According to the High Pay Centre think-tank, the bosses of companies listed on the FTSE 100 index (which lists the 100 largest companies on the London Stock Exchange, as measured by market capitalisation) used to earn 20 times the country’s median wages in 1980. Within 20 years, this would increase to 50. But this year, the top CEOs will earn around 120 times the wages of the average worker.
Although the High Pay Centre acknowledges that their data is too limited to fully account for the impact of coronavirus on pay gaps in the UK, it is nevertheless likely that the pandemic will only aggravate economic division. However, even changing the wages of the top CEOs will do little to solve the current unemployment crisis.
FTSE 100 Index
It has been suggested that the growing wage gap is the result of the increasing role of the finance industry, the outsourcing of low-paid work and the decline of trade union membership. Luke Hildyard, director of the High Pay Centre, hopes that his research will incite further conversation about wages and employment in the UK:
"These figures will raise concern about the governance of big businesses and whether major employers are distributing pay in a way that rewards the contribution of different workers fairly."
However, some have argued that these statistics fail to consider the importance of chief executives. Daniel Pryor of the Adam Smith Institute argues that the management of large companies will make a significant difference to “anyone with a private pension, and shareholders”, which hence justifies why large firms offer large wages to attract the best talent.

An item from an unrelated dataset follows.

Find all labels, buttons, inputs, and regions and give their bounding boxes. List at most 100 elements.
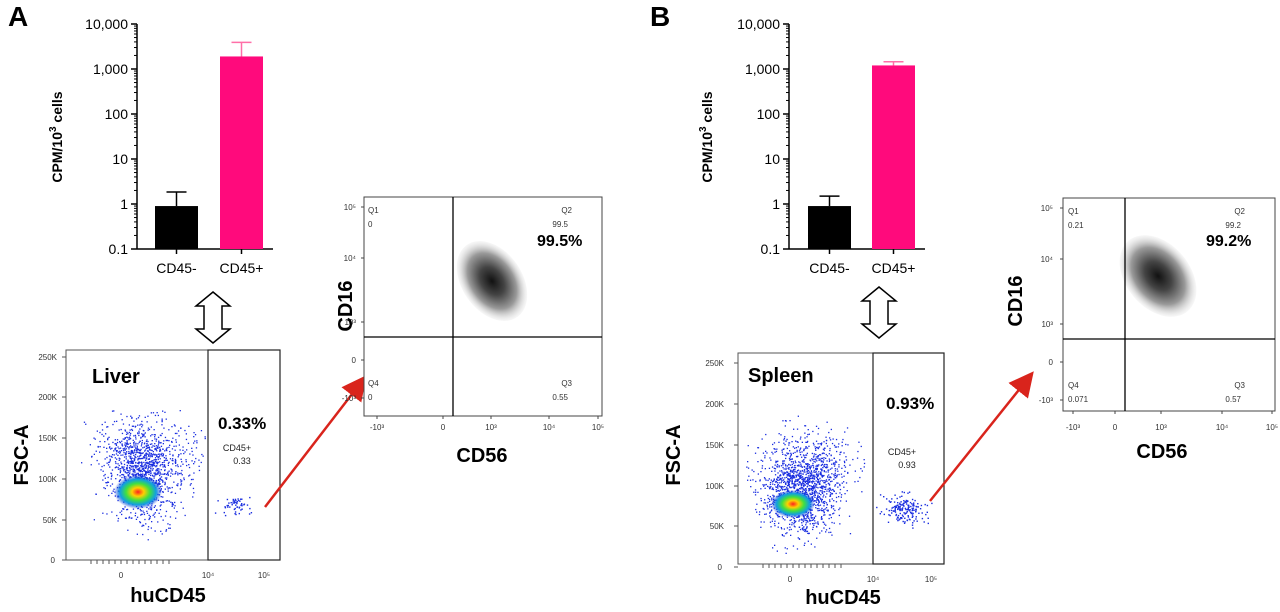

Nevertheless, many believe that this scale of difference cannot be justified; for those receiving the minimum wage of £8.72 per hour, it would take 212 years to earn the annual average salary of these CEOs, even assuming a fixed-term contract.
Unemployment and Inequality in the Pandemic
The hospitality firm Whitbread PLC, whose CEOs already earn 143 times the median employee’s wages, cut 1500 jobs last year due to the impact of the virus on tourism and travel. Similarly, British Airways announced that they would make 10,000 cuts. Kate Nicholls from UK Hospitality predicts that over 660,000 people will lose their jobs by the end of March, 2021; as many as 80% of businesses in the UK might not be able to survive until April.
On the other hand, a number of companies have benefited from being classified as ‘essential’ shops, with many supermarkets and retailers opening new stores and creating thousands of new jobs. The pandemic has, unsurprisingly, triggered a boom in both in-store and online food shopping over Christmas: a £11 billion boom, to be precise. However, this record-breaking Christmas period might only serve to reaffirm wage inequalities; the boss of B&M Bargains, which received £1.4 billion from Christmas sales, was recently granted a £30 million pay-out due to the company’s recent growth.
Whilst at least 36 FTSE firms announced that they would reduce executive wages in the first half of 2020, most of these cuts were only short-term. About 9.6 million people have benefited from the furlough scheme at one time or another, but this has steadily declined over time due to its long-term unsustainability.
Anticipating public criticism, fund managers and proxy advisers for FTSE firms are allegedly expected to oppose big bonuses and dividends for firms which have laid off large numbers of staff, as well as those which have benefited from taxpayer support. However, it remains to be seen what the future holds for employment in the UK, or indeed the world at large.